BAB I
PENDAHULUAN
1.1 Latar
Belakang Tes Proyeksi
Dalam tulisan pertamanya, Dr. Leopold Bellak
melacak sejarah perkembangan konsep proyeksi yang sekarang ini sudah melebar
dan longgar digunakan. Atas dasra pengujian secara eksperimental maupun
deskripsi klinis yang dikemukakan oleh Freud mengenai proyeksi,
Bellakmenyatakan perlunya menetapkan dan mengkaji kembali proses-proses
perceptual yang terlibat di dalam metode proyektif. Bellak mengemukakan konsep
atau istilah apersepsi dan distorsi aperseptif dan teori belajar Gesalt
tentunya memerlukan eksperimen dan eksplorasi lebih jauh.
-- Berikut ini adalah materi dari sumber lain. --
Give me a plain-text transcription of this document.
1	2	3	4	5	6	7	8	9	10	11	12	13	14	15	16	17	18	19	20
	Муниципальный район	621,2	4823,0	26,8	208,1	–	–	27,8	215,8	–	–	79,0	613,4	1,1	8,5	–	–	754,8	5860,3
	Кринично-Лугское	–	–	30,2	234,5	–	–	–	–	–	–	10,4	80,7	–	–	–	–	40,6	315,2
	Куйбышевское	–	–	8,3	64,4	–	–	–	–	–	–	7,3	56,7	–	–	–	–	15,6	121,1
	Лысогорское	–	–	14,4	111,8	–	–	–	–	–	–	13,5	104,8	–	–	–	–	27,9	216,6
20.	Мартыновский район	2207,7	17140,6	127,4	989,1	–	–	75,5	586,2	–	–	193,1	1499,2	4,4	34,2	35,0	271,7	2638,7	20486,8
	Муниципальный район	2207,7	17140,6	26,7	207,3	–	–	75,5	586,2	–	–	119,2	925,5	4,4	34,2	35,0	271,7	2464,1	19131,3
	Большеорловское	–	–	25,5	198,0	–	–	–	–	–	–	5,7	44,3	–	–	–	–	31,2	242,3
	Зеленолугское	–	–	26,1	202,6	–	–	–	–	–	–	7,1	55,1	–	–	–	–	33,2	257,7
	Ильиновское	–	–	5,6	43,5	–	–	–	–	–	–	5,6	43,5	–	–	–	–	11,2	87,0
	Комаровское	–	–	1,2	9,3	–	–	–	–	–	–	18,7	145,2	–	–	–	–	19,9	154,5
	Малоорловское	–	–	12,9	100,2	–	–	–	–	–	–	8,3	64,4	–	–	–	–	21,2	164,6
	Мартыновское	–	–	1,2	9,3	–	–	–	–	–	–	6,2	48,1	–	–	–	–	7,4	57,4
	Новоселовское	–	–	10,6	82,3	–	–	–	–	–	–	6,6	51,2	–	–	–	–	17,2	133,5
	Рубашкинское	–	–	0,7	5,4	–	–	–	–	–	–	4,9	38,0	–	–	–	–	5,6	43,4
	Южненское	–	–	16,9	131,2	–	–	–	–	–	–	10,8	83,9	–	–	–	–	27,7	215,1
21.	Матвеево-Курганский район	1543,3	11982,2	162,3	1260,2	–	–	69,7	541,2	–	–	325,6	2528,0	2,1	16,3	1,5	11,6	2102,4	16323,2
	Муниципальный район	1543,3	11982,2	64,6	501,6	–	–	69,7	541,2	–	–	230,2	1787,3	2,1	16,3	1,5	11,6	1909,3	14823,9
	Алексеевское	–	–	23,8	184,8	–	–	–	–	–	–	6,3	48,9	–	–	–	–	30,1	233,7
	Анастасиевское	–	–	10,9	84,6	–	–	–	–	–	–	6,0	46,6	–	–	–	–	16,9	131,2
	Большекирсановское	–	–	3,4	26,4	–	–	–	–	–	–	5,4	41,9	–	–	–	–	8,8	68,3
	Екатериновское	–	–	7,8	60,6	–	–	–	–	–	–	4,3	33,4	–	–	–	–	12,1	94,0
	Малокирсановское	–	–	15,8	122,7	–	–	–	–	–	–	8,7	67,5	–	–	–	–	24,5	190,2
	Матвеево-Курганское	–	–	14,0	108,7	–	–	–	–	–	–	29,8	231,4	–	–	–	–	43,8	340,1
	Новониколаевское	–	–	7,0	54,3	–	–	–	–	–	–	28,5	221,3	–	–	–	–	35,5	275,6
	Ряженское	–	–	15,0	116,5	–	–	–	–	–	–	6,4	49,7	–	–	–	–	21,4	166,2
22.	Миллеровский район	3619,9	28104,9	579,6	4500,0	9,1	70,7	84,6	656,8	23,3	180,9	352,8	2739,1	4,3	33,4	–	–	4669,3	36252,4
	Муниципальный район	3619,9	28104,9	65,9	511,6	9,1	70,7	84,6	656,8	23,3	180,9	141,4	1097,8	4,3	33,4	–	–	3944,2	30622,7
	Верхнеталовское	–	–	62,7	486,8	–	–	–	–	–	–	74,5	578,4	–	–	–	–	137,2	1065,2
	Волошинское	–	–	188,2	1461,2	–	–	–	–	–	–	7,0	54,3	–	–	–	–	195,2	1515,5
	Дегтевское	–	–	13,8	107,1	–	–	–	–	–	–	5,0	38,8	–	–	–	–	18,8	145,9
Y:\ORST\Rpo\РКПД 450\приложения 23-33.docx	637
Formulasi yang dilakukan oleh Bellak ini menolong
dalam memecahakan beberapa probem yang dihadapi pari klinisi yang menggunakan
metode-metode proyektif. Terbentuklah suatu jembatan yang menghubungkan
psikologi nonalitik dengan psikologi analiyik yang selama ini dipisahkan.
Perkembangan psikologi proyektif banyak didasarkan sebagai protes terhadap
teori atau aliran lama yang kebanyakan bersifat structuralism, behaviorism,
yang kebanyakan memandang individu bukan suatu whole tetapi sebagai suatu
kumpulan dari berbagai aspek.
Aspek psikologis manusia yang tidak
disadari sulit diungkap dalam kondisi wajar (sukar diungkap melalui self
report, inventory). Jadi dalam pendekatan proyektif diperlukan instrument
khusus yang dapat mengungkap aspek-aspek ketidaksadaran manusia --- teknik
proyektif ini kemungkinan subjek mau merespon, walaupun teknik proyektif
mempunyai arti interpretatif Teknik ini pendekatannya menyeluruh (global
approach).
Ada beberapa alasan mengapa kepribadian testi tidak diungkap atau
ditanyakan secara langsung kepada testi, seperti pada personality inventories:
- Tidak semua orang dapat mengkomunikasikan dengan jelas ide-ide dan sikap-sikap yang ada dalam kesadarannya.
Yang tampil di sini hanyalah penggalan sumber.